Thanks a lot for coming here and for your valuable contribution. Though, you have explained very well for the understanding of a common man the difference between the two different approaches for the vaccine adopted by Pfizer/Moderna and Oxford and SII, but at the end of the day it all boils down to effectiveness and affordability. To me the Pfizer vaccine appears to be much beyond the reach of a common man in the third world countries and nor can the governments in the countries lying in the tropical regions afford to ensure the cold chains required for safe transportation of the vaccine

Suresh Rao
Suresh Rao(@sureshrao)
11 months ago

Well written Prasad ji. I now understand better the basic mechanisms of action of the older vaccines like Polio and the newer mRNA vaccines.
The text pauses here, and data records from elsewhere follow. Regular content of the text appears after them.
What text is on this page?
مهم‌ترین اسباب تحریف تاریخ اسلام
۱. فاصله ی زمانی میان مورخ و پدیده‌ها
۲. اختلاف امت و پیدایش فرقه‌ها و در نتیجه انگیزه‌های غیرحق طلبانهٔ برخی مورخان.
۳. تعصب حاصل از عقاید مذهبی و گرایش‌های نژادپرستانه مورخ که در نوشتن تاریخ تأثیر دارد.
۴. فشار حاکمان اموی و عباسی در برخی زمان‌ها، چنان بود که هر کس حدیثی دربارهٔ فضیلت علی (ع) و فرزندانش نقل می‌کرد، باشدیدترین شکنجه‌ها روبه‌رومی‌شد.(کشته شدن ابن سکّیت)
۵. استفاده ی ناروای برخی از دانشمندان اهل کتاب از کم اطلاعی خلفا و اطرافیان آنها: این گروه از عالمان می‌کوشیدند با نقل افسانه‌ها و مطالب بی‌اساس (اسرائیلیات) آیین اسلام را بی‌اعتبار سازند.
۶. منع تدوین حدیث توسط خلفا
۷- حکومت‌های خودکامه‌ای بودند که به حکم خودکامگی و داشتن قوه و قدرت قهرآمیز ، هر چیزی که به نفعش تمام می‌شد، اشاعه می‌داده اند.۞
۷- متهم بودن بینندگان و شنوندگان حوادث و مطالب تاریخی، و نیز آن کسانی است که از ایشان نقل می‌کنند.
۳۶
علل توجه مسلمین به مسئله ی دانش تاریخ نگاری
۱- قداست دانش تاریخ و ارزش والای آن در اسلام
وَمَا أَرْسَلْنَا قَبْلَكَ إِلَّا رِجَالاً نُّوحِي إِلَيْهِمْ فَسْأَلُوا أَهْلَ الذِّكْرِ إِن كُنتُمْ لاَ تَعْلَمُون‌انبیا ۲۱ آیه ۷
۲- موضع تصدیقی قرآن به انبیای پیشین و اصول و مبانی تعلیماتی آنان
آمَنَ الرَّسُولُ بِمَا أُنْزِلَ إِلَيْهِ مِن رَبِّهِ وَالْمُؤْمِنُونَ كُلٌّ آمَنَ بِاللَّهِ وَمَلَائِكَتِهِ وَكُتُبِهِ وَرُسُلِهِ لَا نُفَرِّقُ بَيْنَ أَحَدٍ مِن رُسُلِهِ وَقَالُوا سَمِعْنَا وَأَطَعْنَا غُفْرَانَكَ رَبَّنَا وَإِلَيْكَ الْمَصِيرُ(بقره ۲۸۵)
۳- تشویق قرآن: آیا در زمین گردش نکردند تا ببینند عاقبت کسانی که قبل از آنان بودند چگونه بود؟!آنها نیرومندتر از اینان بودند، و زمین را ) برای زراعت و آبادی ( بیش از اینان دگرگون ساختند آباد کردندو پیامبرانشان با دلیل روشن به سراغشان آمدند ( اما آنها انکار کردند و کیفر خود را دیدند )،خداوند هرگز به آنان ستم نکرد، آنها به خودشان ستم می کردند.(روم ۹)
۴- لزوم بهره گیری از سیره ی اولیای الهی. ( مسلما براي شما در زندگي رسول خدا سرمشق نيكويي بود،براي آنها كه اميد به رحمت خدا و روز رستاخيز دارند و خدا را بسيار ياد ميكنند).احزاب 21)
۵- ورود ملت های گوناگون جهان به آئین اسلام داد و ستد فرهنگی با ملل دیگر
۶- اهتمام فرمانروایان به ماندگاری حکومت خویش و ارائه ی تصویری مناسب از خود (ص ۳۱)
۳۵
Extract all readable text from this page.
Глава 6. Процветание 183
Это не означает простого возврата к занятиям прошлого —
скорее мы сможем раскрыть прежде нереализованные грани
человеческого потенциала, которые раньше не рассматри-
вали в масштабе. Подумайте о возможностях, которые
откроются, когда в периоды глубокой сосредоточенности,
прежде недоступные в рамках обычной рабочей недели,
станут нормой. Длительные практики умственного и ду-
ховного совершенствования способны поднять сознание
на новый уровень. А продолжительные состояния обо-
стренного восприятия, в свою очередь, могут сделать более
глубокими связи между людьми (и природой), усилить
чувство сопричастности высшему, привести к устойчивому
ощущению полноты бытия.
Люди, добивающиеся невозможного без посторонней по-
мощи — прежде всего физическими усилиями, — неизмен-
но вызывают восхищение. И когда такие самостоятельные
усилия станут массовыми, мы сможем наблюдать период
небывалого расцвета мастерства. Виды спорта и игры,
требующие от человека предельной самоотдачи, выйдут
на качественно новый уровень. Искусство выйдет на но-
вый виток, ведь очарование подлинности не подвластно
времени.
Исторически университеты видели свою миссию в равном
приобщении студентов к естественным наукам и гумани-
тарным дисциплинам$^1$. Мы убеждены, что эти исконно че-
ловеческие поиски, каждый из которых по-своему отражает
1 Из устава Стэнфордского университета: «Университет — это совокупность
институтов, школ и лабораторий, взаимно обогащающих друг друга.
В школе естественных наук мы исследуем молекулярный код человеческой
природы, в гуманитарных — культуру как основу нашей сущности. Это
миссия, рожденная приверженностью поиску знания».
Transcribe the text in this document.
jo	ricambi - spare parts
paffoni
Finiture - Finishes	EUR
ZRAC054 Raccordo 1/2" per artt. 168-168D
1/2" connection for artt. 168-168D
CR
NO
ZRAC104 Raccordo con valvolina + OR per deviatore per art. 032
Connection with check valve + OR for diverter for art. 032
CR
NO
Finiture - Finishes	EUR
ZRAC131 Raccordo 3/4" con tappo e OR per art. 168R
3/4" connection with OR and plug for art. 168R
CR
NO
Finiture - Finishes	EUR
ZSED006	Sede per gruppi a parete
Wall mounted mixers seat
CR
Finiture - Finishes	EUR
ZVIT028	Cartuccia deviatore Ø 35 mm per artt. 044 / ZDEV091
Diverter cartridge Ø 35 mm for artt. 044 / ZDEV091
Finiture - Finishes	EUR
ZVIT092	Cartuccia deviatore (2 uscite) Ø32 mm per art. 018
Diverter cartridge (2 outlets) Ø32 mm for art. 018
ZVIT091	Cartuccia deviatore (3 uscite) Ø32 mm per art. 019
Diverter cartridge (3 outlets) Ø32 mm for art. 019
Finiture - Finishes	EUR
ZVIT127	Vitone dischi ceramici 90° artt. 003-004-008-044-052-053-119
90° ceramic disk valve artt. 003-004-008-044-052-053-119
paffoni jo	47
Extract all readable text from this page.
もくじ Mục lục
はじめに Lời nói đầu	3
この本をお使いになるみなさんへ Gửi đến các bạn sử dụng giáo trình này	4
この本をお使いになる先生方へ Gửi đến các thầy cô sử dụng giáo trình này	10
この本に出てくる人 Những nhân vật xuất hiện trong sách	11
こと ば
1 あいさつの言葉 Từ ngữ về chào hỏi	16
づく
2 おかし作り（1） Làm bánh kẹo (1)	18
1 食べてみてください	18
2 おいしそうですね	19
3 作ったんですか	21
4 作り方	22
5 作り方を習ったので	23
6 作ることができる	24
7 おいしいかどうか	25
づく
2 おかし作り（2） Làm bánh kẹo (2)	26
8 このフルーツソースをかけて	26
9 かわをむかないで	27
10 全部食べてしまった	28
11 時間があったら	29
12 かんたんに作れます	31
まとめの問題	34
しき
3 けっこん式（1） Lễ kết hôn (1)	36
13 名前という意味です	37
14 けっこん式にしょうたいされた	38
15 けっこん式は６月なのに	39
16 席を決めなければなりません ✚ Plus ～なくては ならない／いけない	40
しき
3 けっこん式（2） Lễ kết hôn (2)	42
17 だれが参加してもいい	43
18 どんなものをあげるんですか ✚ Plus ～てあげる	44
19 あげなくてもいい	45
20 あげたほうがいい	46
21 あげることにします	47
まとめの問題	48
For India, heat tolerant vaccines that can be stored in ordinary freezers and administered even at or around 30C is very important as India will find it difficult to come up with the Cold Chain that is needed for vaccines like the Pfizer vaccine to combat the spread of COVID 19 in India. I have read about a vaccine that IISc at Bengaluru has designed which is also protein based from DNA and has shown efficacy in lab animals. However, IISc and the startup company that has designed this vaccines needs funding to go for human trials. Even if its efficacy is 50% authorities might approve further development of this vaccine.